İstanbul da ki kafelerde eskiden yapılması zor olduğu için Türk Kahvesi yapmazlardı. Sonra Arçelik deki mühendisler bir makine icat ettiler. Şimdi her yer o makine sayesinde homurdanmadan Türk kahvesi servisi yapıyorlar. Beyrut da genelde her cafe de “Turkish Coffe” cezve, fincan ve su ile ikram ediliyor. Çok hoşuma gitti. Seviyor bunlar bizi.

 
Lübnan da geç keşfettiğim başka bir içkide “arak”. 
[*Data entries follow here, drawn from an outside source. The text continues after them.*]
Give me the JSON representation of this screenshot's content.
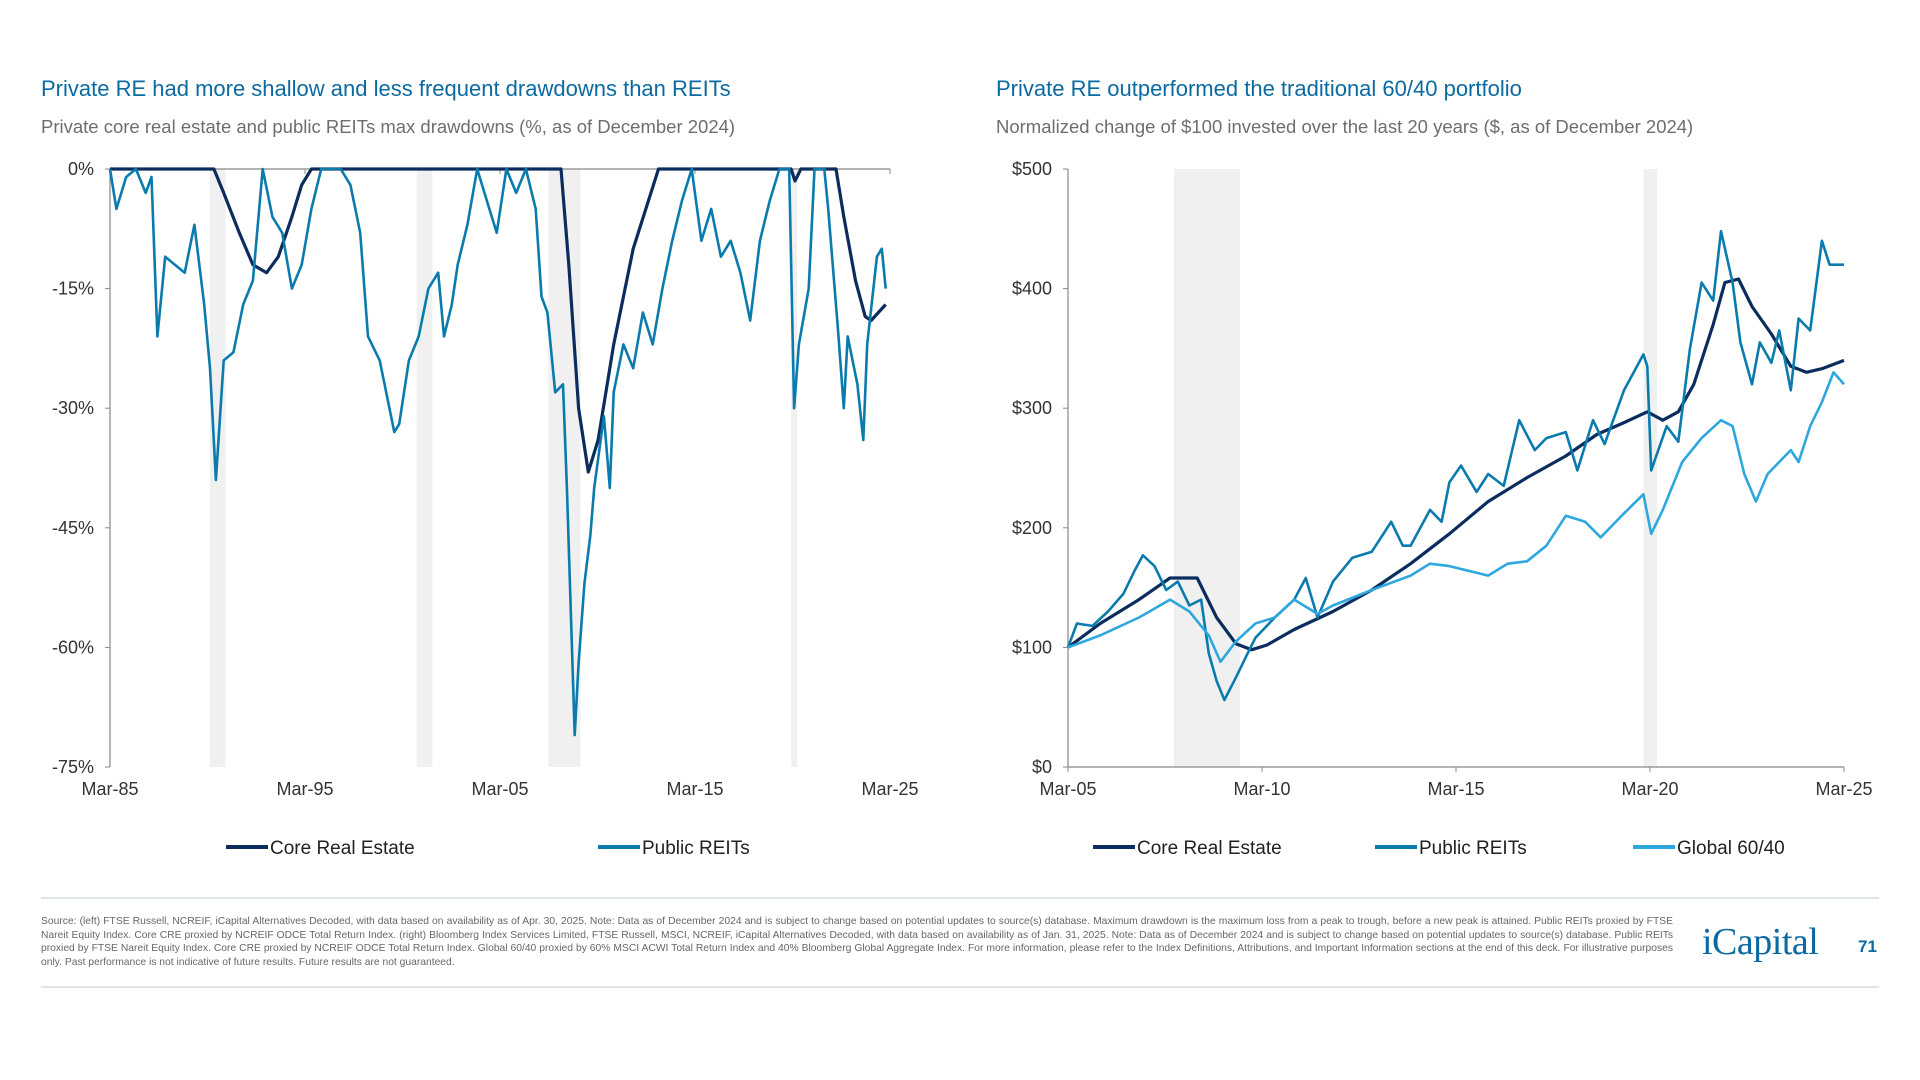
{
  "colors": {
    "core": "#0b2d5e",
    "reits": "#0b7bae",
    "global": "#2ea7df",
    "title": "#0a6aa1",
    "recession": "#f0f0f0"
  },
  "footer": {
    "source": "Source: (left) FTSE Russell, NCREIF, iCapital Alternatives Decoded, with data based on availability as of Apr. 30, 2025. Note: Data as of December 2024 and is subject to change based on potential updates to source(s) database. Maximum drawdown is the maximum loss from a peak to trough, before a new peak is attained. Public REITs proxied by FTSE Nareit Equity Index. Core CRE proxied by NCREIF ODCE Total Return Index. (right) Bloomberg Index Services Limited, FTSE Russell, MSCI, NCREIF, iCapital Alternatives Decoded, with data based on availability as of Jan. 31, 2025. Note: Data as of December 2024 and is subject to change based on potential updates to source(s) database. Public REITs proxied by FTSE Nareit Equity Index. Core CRE proxied by NCREIF ODCE Total Return Index. Global 60/40 proxied by 60% MSCI ACWI Total Return Index and 40% Bloomberg Global Aggregate Index. For more information, please refer to the Index Definitions, Attributions, and Important Information sections at the end of this deck. For illustrative purposes only. Past performance is not indicative of future results. Future results are not guaranteed.",
    "logo": "iCapital",
    "page_number": "71"
  },
  "chart_data": [
    {
      "type": "line",
      "title": "Private RE had more shallow and less frequent drawdowns than REITs",
      "subtitle": "Private core real estate and public REITs max drawdowns (%, as of December 2024)",
      "xlim": [
        1985.17,
        2025.17
      ],
      "ylim": [
        -75,
        0
      ],
      "x_ticks": [
        "Mar-85",
        "Mar-95",
        "Mar-05",
        "Mar-15",
        "Mar-25"
      ],
      "x_tick_values": [
        1985.17,
        1995.17,
        2005.17,
        2015.17,
        2025.17
      ],
      "y_ticks": [
        "0%",
        "-15%",
        "-30%",
        "-45%",
        "-60%",
        "-75%"
      ],
      "y_tick_values": [
        0,
        -15,
        -30,
        -45,
        -60,
        -75
      ],
      "recession_shading": [
        [
          1990.3,
          1991.1
        ],
        [
          2000.9,
          2001.7
        ],
        [
          2007.65,
          2009.3
        ],
        [
          2020.1,
          2020.4
        ]
      ],
      "legend": "bottom",
      "series": [
        {
          "name": "Core Real Estate",
          "color_key": "core",
          "x": [
            1985.17,
            1990.5,
            1991.0,
            1991.8,
            1992.5,
            1993.2,
            1993.8,
            1994.5,
            1995.0,
            1995.5,
            2008.3,
            2008.7,
            2009.2,
            2009.7,
            2010.2,
            2011.0,
            2012.0,
            2013.3,
            2020.1,
            2020.3,
            2020.6,
            2022.4,
            2022.8,
            2023.4,
            2023.9,
            2024.2,
            2024.95
          ],
          "y": [
            0,
            0,
            -3,
            -8,
            -12,
            -13,
            -11,
            -6,
            -2,
            0,
            0,
            -12,
            -30,
            -38,
            -34,
            -22,
            -10,
            0,
            0,
            -1.5,
            0,
            0,
            -6,
            -14,
            -18.5,
            -19,
            -17
          ]
        },
        {
          "name": "Public REITs",
          "color_key": "reits",
          "x": [
            1985.17,
            1985.5,
            1986.0,
            1986.5,
            1987.0,
            1987.3,
            1987.6,
            1988.0,
            1988.5,
            1989.0,
            1989.5,
            1990.0,
            1990.3,
            1990.6,
            1991.0,
            1991.5,
            1992.0,
            1992.5,
            1993.0,
            1993.5,
            1994.0,
            1994.5,
            1995.0,
            1995.5,
            1996.0,
            1997.0,
            1997.5,
            1998.0,
            1998.4,
            1999.0,
            1999.75,
            2000.0,
            2000.5,
            2001.0,
            2001.5,
            2002.0,
            2002.3,
            2002.7,
            2003.0,
            2003.5,
            2004.0,
            2004.5,
            2005.0,
            2005.5,
            2006.0,
            2006.5,
            2007.0,
            2007.3,
            2007.6,
            2008.0,
            2008.4,
            2008.6,
            2008.9,
            2009.0,
            2009.2,
            2009.5,
            2009.8,
            2010.0,
            2010.5,
            2010.8,
            2011.0,
            2011.5,
            2012.0,
            2012.5,
            2013.0,
            2013.5,
            2014.0,
            2014.5,
            2015.0,
            2015.5,
            2016.0,
            2016.5,
            2017.0,
            2017.5,
            2018.0,
            2018.5,
            2019.0,
            2019.5,
            2020.0,
            2020.25,
            2020.5,
            2021.0,
            2021.3,
            2021.8,
            2022.0,
            2022.5,
            2022.8,
            2023.0,
            2023.5,
            2023.8,
            2024.0,
            2024.5,
            2024.75,
            2024.95
          ],
          "y": [
            0,
            -5,
            -1,
            0,
            -3,
            -1,
            -21,
            -11,
            -12,
            -13,
            -7,
            -17,
            -25,
            -39,
            -24,
            -23,
            -17,
            -14,
            0,
            -6,
            -8,
            -15,
            -12,
            -5,
            0,
            0,
            -2,
            -8,
            -21,
            -24,
            -33,
            -32,
            -24,
            -21,
            -15,
            -13,
            -21,
            -17,
            -12,
            -7,
            0,
            -4,
            -8,
            0,
            -3,
            0,
            -5,
            -16,
            -18,
            -28,
            -27,
            -40,
            -63,
            -71,
            -62,
            -52,
            -46,
            -40,
            -31,
            -40,
            -28,
            -22,
            -25,
            -18,
            -22,
            -15,
            -9,
            -4,
            0,
            -9,
            -5,
            -11,
            -9,
            -13,
            -19,
            -9,
            -4,
            0,
            0,
            -30,
            -22,
            -15,
            0,
            0,
            -5,
            -20,
            -30,
            -21,
            -27,
            -34,
            -22,
            -11,
            -10,
            -15
          ]
        }
      ]
    },
    {
      "type": "line",
      "title": "Private RE outperformed the traditional 60/40 portfolio",
      "subtitle": "Normalized change of $100 invested over the last 20 years ($, as of December 2024)",
      "xlim": [
        2005.17,
        2025.17
      ],
      "ylim": [
        0,
        500
      ],
      "x_ticks": [
        "Mar-05",
        "Mar-10",
        "Mar-15",
        "Mar-20",
        "Mar-25"
      ],
      "x_tick_values": [
        2005.17,
        2010.17,
        2015.17,
        2020.17,
        2025.17
      ],
      "y_ticks": [
        "$500",
        "$400",
        "$300",
        "$200",
        "$100",
        "$0"
      ],
      "y_tick_values": [
        500,
        400,
        300,
        200,
        100,
        0
      ],
      "recession_shading": [
        [
          2007.9,
          2009.6
        ],
        [
          2020.0,
          2020.35
        ]
      ],
      "legend": "bottom",
      "series": [
        {
          "name": "Core Real Estate",
          "color_key": "core",
          "x": [
            2005.17,
            2006,
            2007,
            2007.8,
            2008.5,
            2009,
            2009.5,
            2009.9,
            2010.3,
            2011,
            2012,
            2013,
            2014,
            2015,
            2016,
            2017,
            2018,
            2018.8,
            2019.5,
            2020.1,
            2020.5,
            2020.9,
            2021.3,
            2021.8,
            2022.1,
            2022.45,
            2022.8,
            2023.3,
            2023.8,
            2024.2,
            2024.6,
            2025.17
          ],
          "y": [
            100,
            120,
            140,
            158,
            158,
            125,
            103,
            98,
            102,
            115,
            130,
            148,
            170,
            195,
            222,
            242,
            260,
            278,
            288,
            297,
            290,
            297,
            320,
            370,
            405,
            408,
            385,
            362,
            335,
            330,
            333,
            340
          ]
        },
        {
          "name": "Public REITs",
          "color_key": "reits",
          "x": [
            2005.17,
            2005.4,
            2005.8,
            2006.2,
            2006.6,
            2006.9,
            2007.1,
            2007.4,
            2007.7,
            2008,
            2008.3,
            2008.6,
            2008.8,
            2009.0,
            2009.2,
            2009.5,
            2009.8,
            2010,
            2010.5,
            2011,
            2011.3,
            2011.6,
            2012,
            2012.5,
            2013,
            2013.5,
            2013.8,
            2014,
            2014.5,
            2014.8,
            2015,
            2015.3,
            2015.7,
            2016,
            2016.4,
            2016.8,
            2017.2,
            2017.5,
            2018,
            2018.3,
            2018.7,
            2019,
            2019.5,
            2020,
            2020.1,
            2020.2,
            2020.6,
            2020.9,
            2021.2,
            2021.5,
            2021.8,
            2022,
            2022.3,
            2022.5,
            2022.8,
            2023,
            2023.3,
            2023.5,
            2023.8,
            2024,
            2024.3,
            2024.6,
            2024.8,
            2025.17
          ],
          "y": [
            100,
            120,
            118,
            130,
            145,
            165,
            177,
            168,
            148,
            155,
            135,
            140,
            95,
            72,
            56,
            75,
            95,
            108,
            125,
            140,
            158,
            125,
            155,
            175,
            180,
            205,
            185,
            185,
            215,
            205,
            238,
            252,
            230,
            245,
            235,
            290,
            265,
            275,
            280,
            248,
            290,
            270,
            315,
            345,
            335,
            248,
            285,
            272,
            350,
            405,
            390,
            448,
            405,
            355,
            320,
            355,
            338,
            365,
            315,
            375,
            365,
            440,
            420,
            420
          ]
        },
        {
          "name": "Global 60/40",
          "color_key": "global",
          "x": [
            2005.17,
            2006,
            2007,
            2007.8,
            2008.3,
            2008.8,
            2009.1,
            2009.5,
            2010,
            2010.5,
            2011,
            2011.6,
            2012,
            2013,
            2014,
            2014.5,
            2015,
            2016,
            2016.5,
            2017,
            2017.5,
            2018,
            2018.5,
            2018.9,
            2019.5,
            2020,
            2020.2,
            2020.5,
            2021,
            2021.5,
            2022,
            2022.3,
            2022.6,
            2022.9,
            2023.2,
            2023.5,
            2023.8,
            2024,
            2024.3,
            2024.6,
            2024.9,
            2025.17
          ],
          "y": [
            100,
            110,
            125,
            140,
            130,
            110,
            88,
            105,
            120,
            125,
            140,
            128,
            135,
            148,
            160,
            170,
            168,
            160,
            170,
            172,
            185,
            210,
            205,
            192,
            212,
            228,
            195,
            215,
            255,
            275,
            290,
            285,
            245,
            222,
            245,
            255,
            265,
            255,
            285,
            305,
            330,
            320
          ]
        }
      ]
    }
  ]
}
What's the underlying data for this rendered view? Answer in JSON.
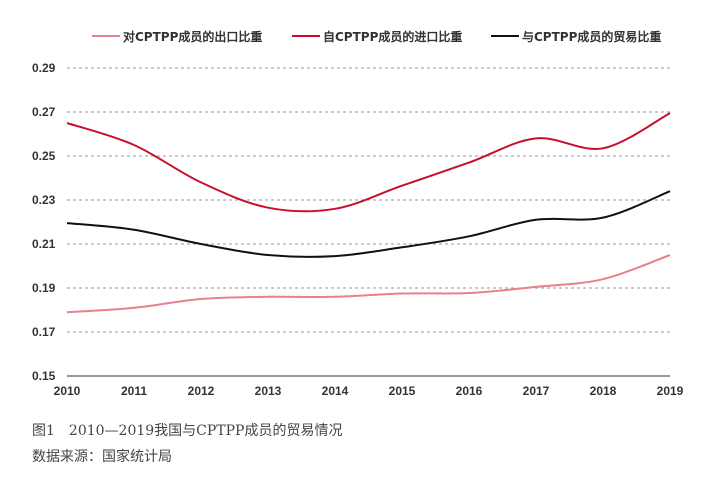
{
  "chart_data": {
    "type": "line",
    "x": [
      2010,
      2011,
      2012,
      2013,
      2014,
      2015,
      2016,
      2017,
      2018,
      2019
    ],
    "series": [
      {
        "name": "对CPTPP成员的出口比重",
        "color": "#e8808e",
        "values": [
          0.179,
          0.181,
          0.185,
          0.186,
          0.186,
          0.1875,
          0.1877,
          0.1905,
          0.194,
          0.205
        ]
      },
      {
        "name": "自CPTPP成员的进口比重",
        "color": "#c8102e",
        "values": [
          0.265,
          0.255,
          0.238,
          0.2265,
          0.226,
          0.2365,
          0.247,
          0.258,
          0.2535,
          0.2695
        ]
      },
      {
        "name": "与CPTPP成员的贸易比重",
        "color": "#111111",
        "values": [
          0.2195,
          0.2165,
          0.21,
          0.205,
          0.2045,
          0.2085,
          0.2135,
          0.221,
          0.222,
          0.234
        ]
      }
    ],
    "ylim": [
      0.15,
      0.29
    ],
    "yticks": [
      0.15,
      0.17,
      0.19,
      0.21,
      0.23,
      0.25,
      0.27,
      0.29
    ],
    "ytick_labels": [
      "0.15",
      "0.17",
      "0.19",
      "0.21",
      "0.23",
      "0.25",
      "0.27",
      "0.29"
    ],
    "xtick_labels": [
      "2010",
      "2011",
      "2012",
      "2013",
      "2014",
      "2015",
      "2016",
      "2017",
      "2018",
      "2019"
    ],
    "grid": "horizontal-dashed",
    "legend_position": "top",
    "title": "",
    "xlabel": "",
    "ylabel": ""
  },
  "caption": {
    "title": "图1　2010—2019我国与CPTPP成员的贸易情况",
    "source": "数据来源：国家统计局"
  }
}
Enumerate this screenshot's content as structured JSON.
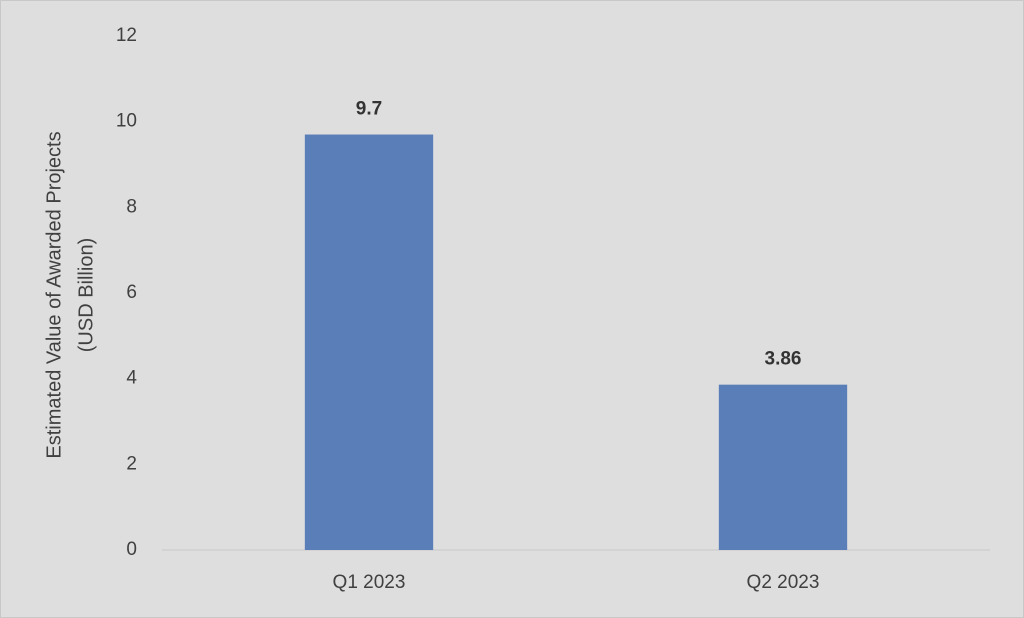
{
  "chart_data": {
    "type": "bar",
    "ylabel": [
      "Estimated Value of Awarded Projects",
      "(USD Billion)"
    ],
    "categories": [
      "Q1 2023",
      "Q2 2023"
    ],
    "values": [
      9.7,
      3.86
    ],
    "color": "#5a7fb8",
    "ylim": [
      0,
      12
    ],
    "yticks": [
      0,
      2,
      4,
      6,
      8,
      10,
      12
    ],
    "grid": false,
    "data_labels": true
  }
}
Otelin sokağında bir bakkaldan su alırken, raflarda satılan şişelere göz atıyorum. Gözüme estetik, parlament mavisi bir şişe çarpıyor. Şişe o kadar güzel ki, içinde su satsalar yinede alacağım. Ama kasada kaç para sorusuna verilecek cevaplardan fazla İngilizce bilmeyen genç arkadaşa, sanki 10 yaşındaki bir çocuğa anlatır gibi, bu Yunan Uzo su yada Türk Rakı sı gibi bir içecek mi? diye soruyorum. Genç arkadaş da 10 yaşında bir çocuk gibi cevap veriyor;  
- What is Uzo?”  

O sırada markette alış veriş yapan bir Lübnan lı derdimi anlayıp, bana cevap veriyor. “Yes, yes. İt is same”. Yaşasın yöresel bir şey buldum almak için. 

Otele döndüğüm zaman barmene soruyorum arak  'ın nasıl içildiğini. Onlarda bizimrakı gibi su koyarlarmış üstüne. Tıpkı biz Türkler gibi balık yerken illa ki arak içerlermiş.

Son olarak  bir kahve molasında, tadına baktığımız bilindik tatlıların güzel resimleriyle bu yazının sonunu bağlayalım.